The Weyl and Wigner Transforms

Today I'd like to try to understand better how deformation quantization is related to the usual canonical quantization, and especially how the latter might be used to deduce the former, i.e., given an honest quantization (in the sense of operators), how might be reproduce the formula for the Moyal star product?

We'll fix our symplectic manifold once and for all to be \(\mathbb{R}^2\) with its standard symplectic structure, with Darboux coordinates \(x\) and \(p\). Let \(\mathcal{A}\) be the algebra of observables on \(\mathbb{R}^2\). For technical reasons, we'll restrict to those smooth functions that are polynomially bounded in the momentum coordinate (but of course the star product makes sense in general). Let \(\mathcal{D}\) be the algebra of pseudodifferential operators on \(\mathbb{R}\). We want to define a quantization map

\[ \Psi: \mathcal{A} \to \mathcal{D} \]

such that

\[ \Psi(x) = x \in \mathcal{D} \]

\[ \Psi(p) = -i\hbar \partial \]
Out of thin air, let us define
\[ \langle q| \Psi(f) |q' \rangle = \int e^{ik(q-q')} f(\frac{q+q'}{2}, k) dk \]
This is the Weyl transform. Its inverse is the Wigner transform, given by
\[ \Phi(A, q, k) = \int e^{-ikq'} \left\langle q+\frac{q'}{2} \right| A \left| q - \frac{q'}{2} \right\rangle dq' \]
Note: I am (intentionally) ignoring all factors of \(2\pi\) involved. It's not hard to work out what they are, but annoying to keep track of them in calculations, so I won't.

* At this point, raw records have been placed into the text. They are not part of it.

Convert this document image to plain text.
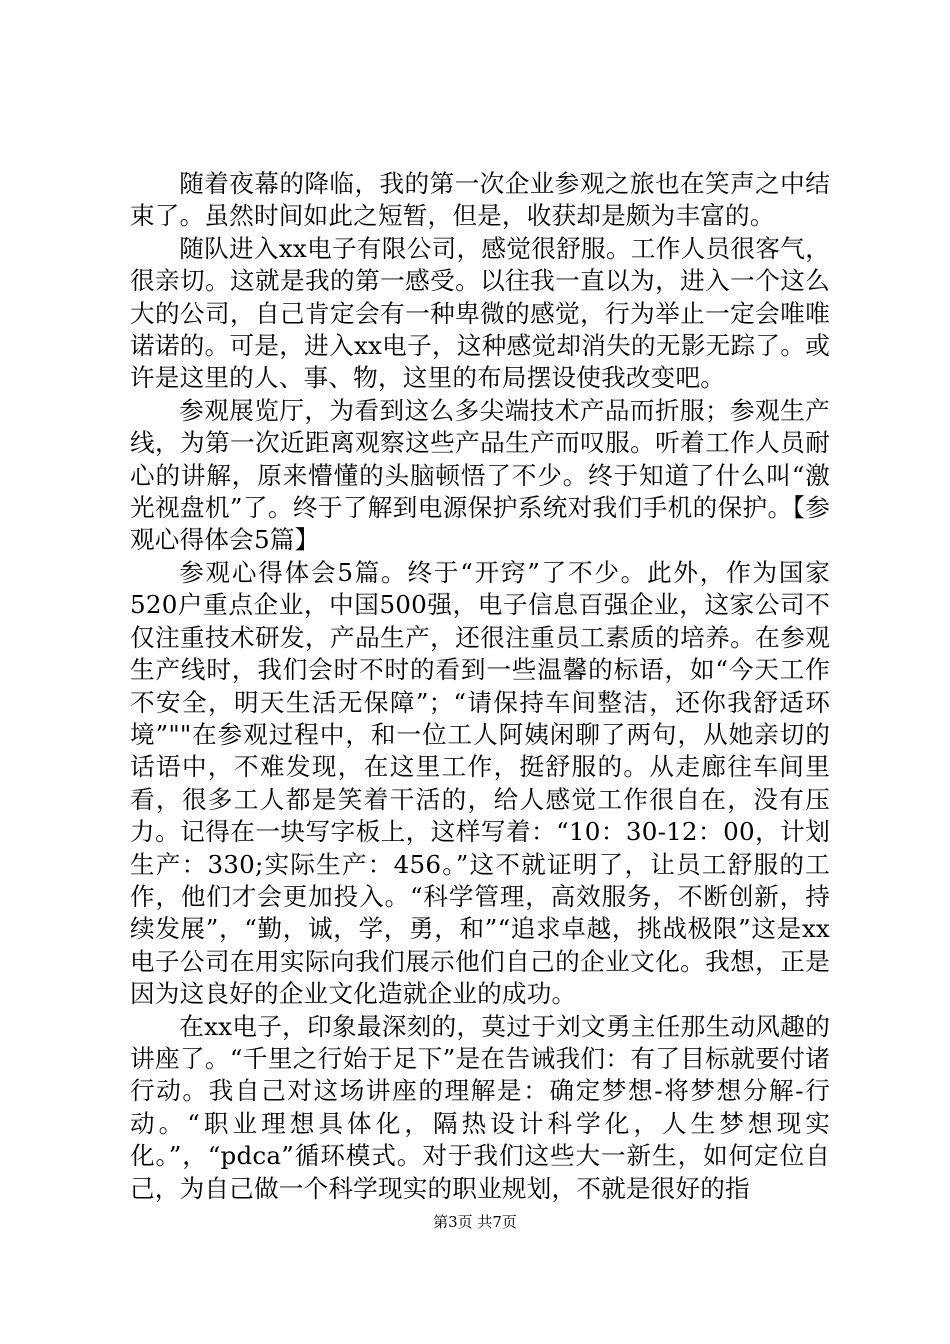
随着夜幕的降临，我的第一次企业参观之旅也在笑声之中结束了。虽然时间如此之短暂，但是，收获却是颇为丰富的。

随队进入xx电子有限公司，感觉很舒服。工作人员很客气，很亲切。这就是我的第一感受。以往我一直以为，进入一个这么大的公司，自己肯定会有一种卑微的感觉，行为举止一定会唯唯诺诺的。可是，进入xx电子，这种感觉却消失的无影无踪了。或许是这里的人、事、物，这里的布局摆设使我改变吧。

参观展览厅，为看到这么多尖端技术产品而折服；参观生产线，为第一次近距离观察这些产品生产而叹服。听着工作人员耐心的讲解，原来懵懂的头脑顿悟了不少。终于知道了什么叫“激光视盘机”了。终于了解到电源保护系统对我们手机的保护。【参观心得体会5篇】

参观心得体会5篇。终于“开窍”了不少。此外，作为国家520户重点企业，中国500强，电子信息百强企业，这家公司不仅注重技术研发，产品生产，还很注重员工素质的培养。在参观生产线时，我们会时不时的看到一些温馨的标语，如“今天工作不安全，明天生活无保障”；“请保持车间整洁，还你我舒适环境”""在参观过程中，和一位工人阿姨闲聊了两句，从她亲切的话语中，不难发现，在这里工作，挺舒服的。从走廊往车间里看，很多工人都是笑着干活的，给人感觉工作很自在，没有压力。记得在一块写字板上，这样写着：“10：30-12：00，计划生产：330;实际生产：456。”这不就证明了，让员工舒服的工作，他们才会更加投入。“科学管理，高效服务，不断创新，持续发展”，“勤，诚，学，勇，和”“追求卓越，挑战极限”这是xx电子公司在用实际向我们展示他们自己的企业文化。我想，正是因为这良好的企业文化造就企业的成功。

在xx电子，印象最深刻的，莫过于刘文勇主任那生动风趣的讲座了。“千里之行始于足下”是在告诫我们：有了目标就要付诸行动。我自己对这场讲座的理解是：确定梦想-将梦想分解-行动。“职业理想具体化，隔热设计科学化，人生梦想现实化。”，“pdca”循环模式。对于我们这些大一新生，如何定位自己，为自己做一个科学现实的职业规划，不就是很好的指

第3页 共7页
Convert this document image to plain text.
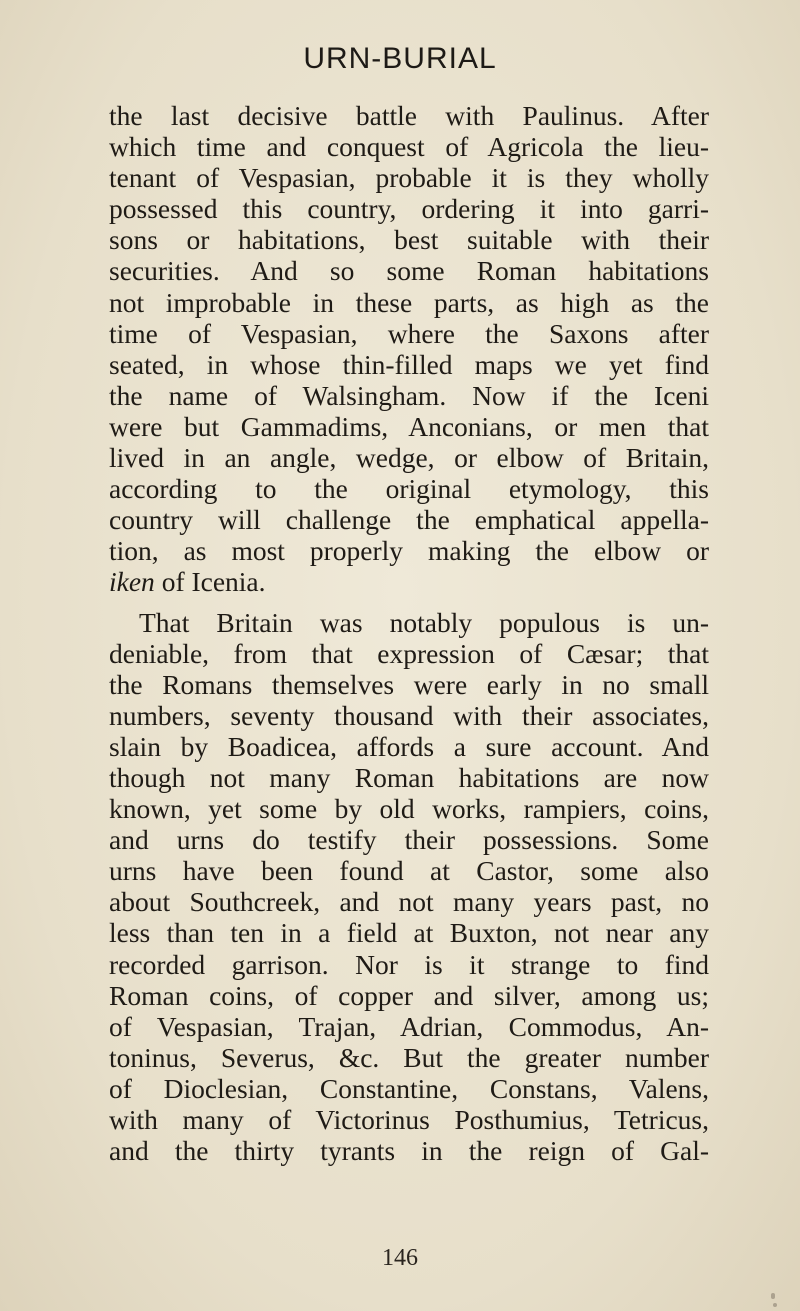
URN-BURIAL
the last decisive battle with Paulinus. After
which time and conquest of Agricola the lieu-
tenant of Vespasian, probable it is they wholly
possessed this country, ordering it into garri-
sons or habitations, best suitable with their
securities. And so some Roman habitations
not improbable in these parts, as high as the
time of Vespasian, where the Saxons after
seated, in whose thin-filled maps we yet find
the name of Walsingham. Now if the Iceni
were but Gammadims, Anconians, or men that
lived in an angle, wedge, or elbow of Britain,
according to the original etymology, this
country will challenge the emphatical appella-
tion, as most properly making the elbow or
iken of Icenia.
That Britain was notably populous is un-
deniable, from that expression of Cæsar; that
the Romans themselves were early in no small
numbers, seventy thousand with their associates,
slain by Boadicea, affords a sure account. And
though not many Roman habitations are now
known, yet some by old works, rampiers, coins,
and urns do testify their possessions. Some
urns have been found at Castor, some also
about Southcreek, and not many years past, no
less than ten in a field at Buxton, not near any
recorded garrison. Nor is it strange to find
Roman coins, of copper and silver, among us;
of Vespasian, Trajan, Adrian, Commodus, An-
toninus, Severus, &c. But the greater number
of Dioclesian, Constantine, Constans, Valens,
with many of Victorinus Posthumius, Tetricus,
and the thirty tyrants in the reign of Gal-
146
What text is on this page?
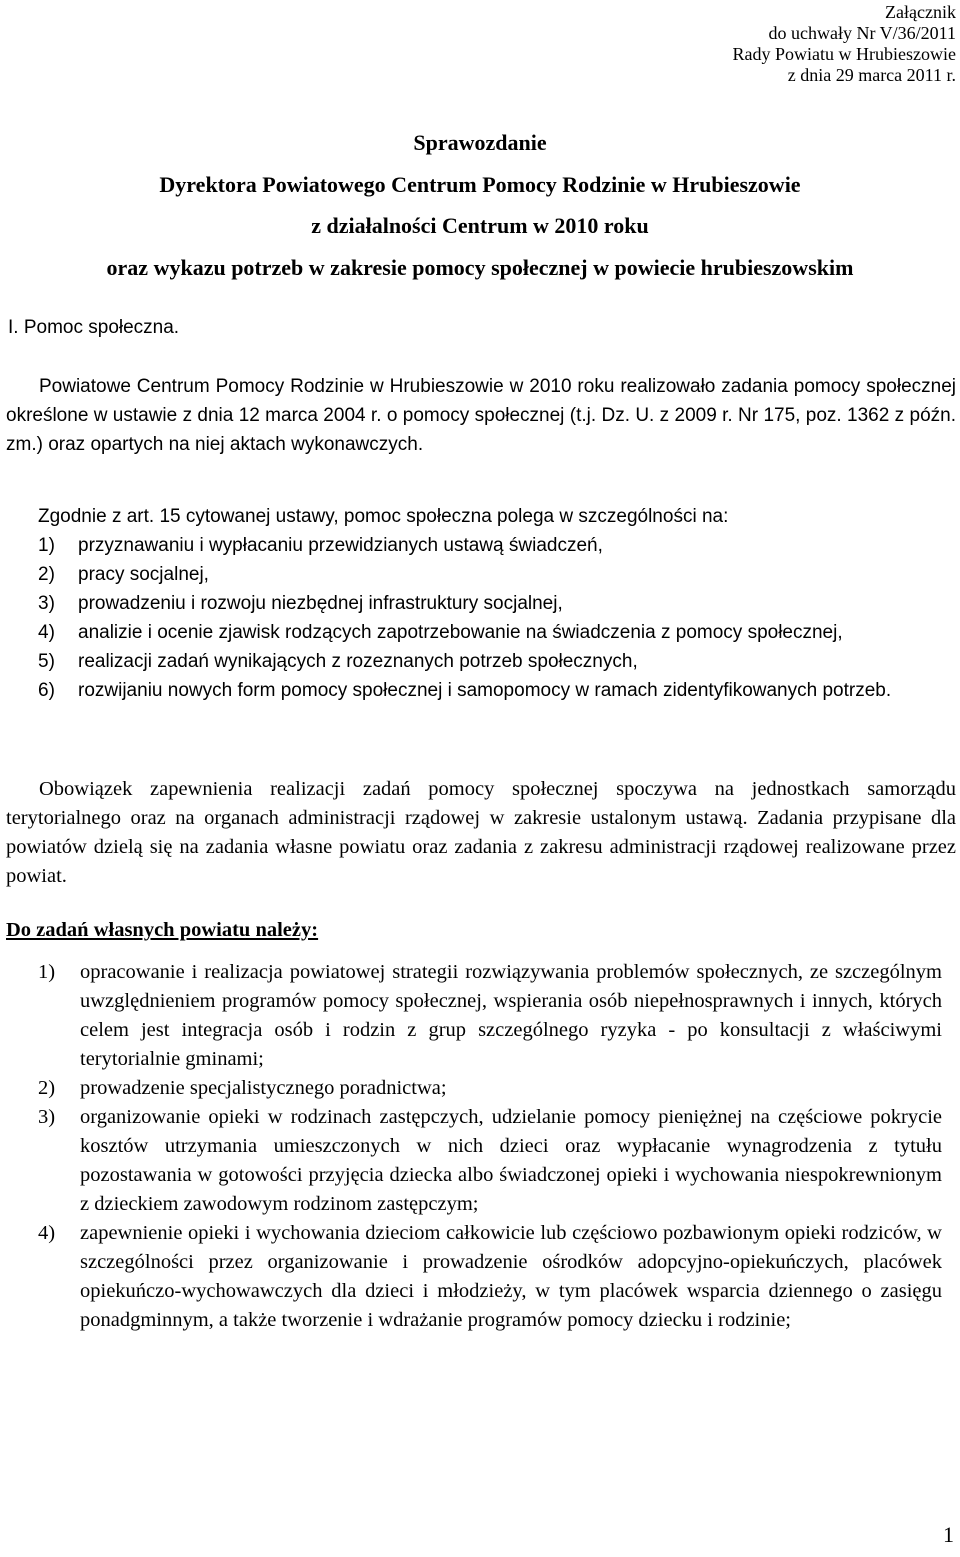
Załącznik
do uchwały Nr V/36/2011
Rady Powiatu w Hrubieszowie
z dnia 29 marca 2011 r.
Sprawozdanie
Dyrektora Powiatowego Centrum Pomocy Rodzinie w Hrubieszowie
z działalności Centrum w 2010 roku
oraz wykazu potrzeb w zakresie pomocy społecznej w powiecie hrubieszowskim
I. Pomoc społeczna.
Powiatowe Centrum Pomocy Rodzinie w Hrubieszowie w 2010 roku realizowało zadania pomocy społecznej określone w ustawie z dnia 12 marca 2004 r. o pomocy społecznej (t.j. Dz. U. z 2009 r. Nr 175, poz. 1362 z późn. zm.) oraz opartych na niej aktach wykonawczych.
Zgodnie z art. 15 cytowanej ustawy, pomoc społeczna polega w szczególności na:
1) przyznawaniu i wypłacaniu przewidzianych ustawą świadczeń,
2) pracy socjalnej,
3) prowadzeniu i rozwoju niezbędnej infrastruktury socjalnej,
4) analizie i ocenie zjawisk rodzących zapotrzebowanie na świadczenia z pomocy społecznej,
5) realizacji zadań wynikających z rozeznanych potrzeb społecznych,
6) rozwijaniu nowych form pomocy społecznej i samopomocy w ramach zidentyfikowanych potrzeb.
Obowiązek zapewnienia realizacji zadań pomocy społecznej spoczywa na jednostkach samorządu terytorialnego oraz na organach administracji rządowej w zakresie ustalonym ustawą. Zadania przypisane dla powiatów dzielą się na zadania własne powiatu oraz zadania z zakresu administracji rządowej realizowane przez powiat.
Do zadań własnych powiatu należy:
1) opracowanie i realizacja powiatowej strategii rozwiązywania problemów społecznych, ze szczególnym uwzględnieniem programów pomocy społecznej, wspierania osób niepełnosprawnych i innych, których celem jest integracja osób i rodzin z grup szczególnego ryzyka - po konsultacji z właściwymi terytorialnie gminami;
2) prowadzenie specjalistycznego poradnictwa;
3) organizowanie opieki w rodzinach zastępczych, udzielanie pomocy pieniężnej na częściowe pokrycie kosztów utrzymania umieszczonych w nich dzieci oraz wypłacanie wynagrodzenia z tytułu pozostawania w gotowości przyjęcia dziecka albo świadczonej opieki i wychowania niespokrewnionym z dzieckiem zawodowym rodzinom zastępczym;
4) zapewnienie opieki i wychowania dzieciom całkowicie lub częściowo pozbawionym opieki rodziców, w szczególności przez organizowanie i prowadzenie ośrodków adopcyjno-opiekuńczych, placówek opiekuńczo-wychowawczych dla dzieci i młodzieży, w tym placówek wsparcia dziennego o zasięgu ponadgminnym, a także tworzenie i wdrażanie programów pomocy dziecku i rodzinie;
1
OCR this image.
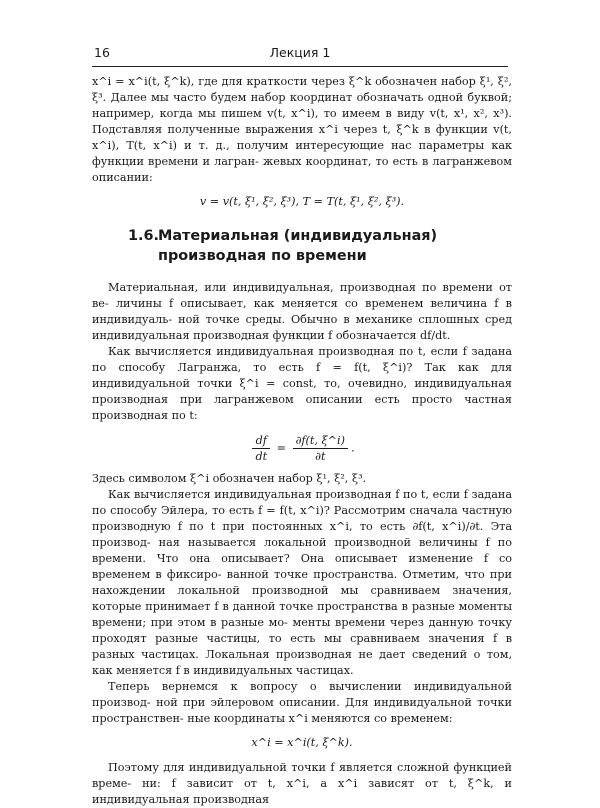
16	Лекция 1

x^i = x^i(t, ξ^k), где для краткости через ξ^k обозначен набор ξ¹, ξ², ξ³. Далее мы часто будем набор координат обозначать одной буквой; например, когда мы пишем v(t, x^i), то имеем в виду v(t, x¹, x², x³). Подставляя полученные выражения x^i через t, ξ^k в функции v(t, x^i), T(t, x^i) и т. д., получим интересующие нас параметры как функции времени и лагран- жевых координат, то есть в лагранжевом описании:

v = v(t, ξ¹, ξ², ξ³), T = T(t, ξ¹, ξ², ξ³).
1.6.Материальная (индивидуальная)
производная по времени

Материальная, или индивидуальная, производная по времени от ве- личины f описывает, как меняется со временем величина f в индивидуаль- ной точке среды. Обычно в механике сплошных сред индивидуальная производная функции f обозначается df/dt.

Как вычисляется индивидуальная производная по t, если f задана по способу Лагранжа, то есть f = f(t, ξ^i)? Так как для индивидуальной точки ξ^i = const, то, очевидно, индивидуальная производная при лагранжевом описании есть просто частная производная по t:

$\frac{df}{dt} = \frac{\partial f(t, \xi\^{}i)}{\partial t}$ .

Здесь символом ξ^i обозначен набор ξ¹, ξ², ξ³.

Как вычисляется индивидуальная производная f по t, если f задана по способу Эйлера, то есть f = f(t, x^i)? Рассмотрим сначала частную производную f по t при постоянных x^i, то есть ∂f(t, x^i)/∂t. Эта производ- ная называется локальной производной величины f по времени. Что она описывает? Она описывает изменение f со временем в фиксиро- ванной точке пространства. Отметим, что при нахождении локальной производной мы сравниваем значения, которые принимает f в данной точке пространства в разные моменты времени; при этом в разные мо- менты времени через данную точку проходят разные частицы, то есть мы сравниваем значения f в разных частицах. Локальная производная не дает сведений о том, как меняется f в индивидуальных частицах.

Теперь вернемся к вопросу о вычислении индивидуальной производ- ной при эйлеровом описании. Для индивидуальной точки пространствен- ные координаты x^i меняются со временем:

x^i = x^i(t, ξ^k).

Поэтому для индивидуальной точки f является сложной функцией време- ни: f зависит от t, x^i, а x^i зависят от t, ξ^k, и индивидуальная производная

Theorem For suitably well-behaved \(f\), we have \( \Phi(\Psi(f)) = f\).

Proof Using the "ignore \(2\pi\)" conventions, we have the formal identities
\[ \int e^{ikx} dx = \delta(k), \ \ \int e^{ikx} dk = \delta(x). \]
The theorem is a formal result of these:
\begin{align} \Phi(\Psi(f))(q, k) &= \int e^{-ikq'} \left\langle q + \frac{q'}{2} \right| \Psi(f) \left| q - \frac{q'}{2} \right\rangle \\\
&= \int e^{-ikq'} e^{ik'q'} f(q, k) dk' dq' \\\
&= f(q,k).
\end{align}

One may easily check that \(\Psi(x) = x\) and \(Psi(k) = -i\partial\), so this certainly gives a quantization. But why is it particularly natural? To see this, let \(Q\) be the operator of multiplication by \(x\), and let \(P\) be the operator \(-i\partial\). We'd like to take \(f(q,p)\) and replace it by \(f(Q, P)\), but we can't literally substitute like this due to order ambiguity. However, we could work formally as follows:
\begin{align}
f(Q, P) &= \int \delta(Q-q) \delta(P - p) f(q,p) dq dp \\\
&= \int e^{ik(Q-q) + iq'(P-p)} f(q,p) dq dq' dp dk.
\end{align}
In this last expression, there is no order ambiguity in the argument of the exponential (since it is a sum and not a product), and furthermore the expression itself make sense since it is the exponential of a skew-adjoint operator. So let's check that this agrees with the Weyl transform. Using a special case of the Baker-Campbell-Hausdorff formula for the Heisenberg algebra, we have
\[ e^{ik(Q-q) + iq'(P-p)} = e^{ik(Q-q)} e^{iq'(P-p)} e^{-ikq'/2} \]
Let us compute the matrix element:
\begin{align}
\langle q_1 | P | q_2 \rangle &= \int \langle q_1 | p_1 \rangle
\langle p_1 | P | p_2 \rangle \langle p_2 | q_2 \rangle dp_1 dp_2 \\\
&= \int e^{iq_1p_1 - iq_2 p_2} p_2 \delta(p_2 - p_1) dp_1 dp_2 \\\
&= \int e^{i p(q_1-q_2)} p dp.
\end{align}
Hence we find that the matrix element for the exponential is
\begin{align} \langle q_1 |e^{ik(Q-q) + iq'(P-p)} | q_2 \rangle
&= e^{-ikq'/2 + ik(q_1-q)} \langle q_1 | e^{iq'(P-p)} | q_2 \rangle \\\
&=  \int e^{-ikq'/2 + ik(q_1-q) -iq'p} e^{iq'p'' + ip''(q_1-q_2)} dp'' \\\
&= \delta(q' + q_1 - q_2)  e^{-ikq'/2 + ik(q_1-q) -iq'p}
\end{align}
Plugging this back into the expression for \(f(Q, P)\) we find
\begin{align}
 \langle q_1 | f(Q. P) | q_2 \rangle &= \int \delta(q' + q_1 - q_2)  e^{-ikq'/2 + ik(q_1-q) -iq'p}
f(q,p) dq dq' dp dk \\\
&= \int  e^{ ik(q_1/2 +q_2/2-q) -ip(q_1-q_2)} f(q,p) dq dp dk \\\
&= \int e^{ip(q_1-q_2)} f(\frac{q_1+q_2}{2}, p) dp,
\end{align}
which is the original expression we gave for the Weyl transform.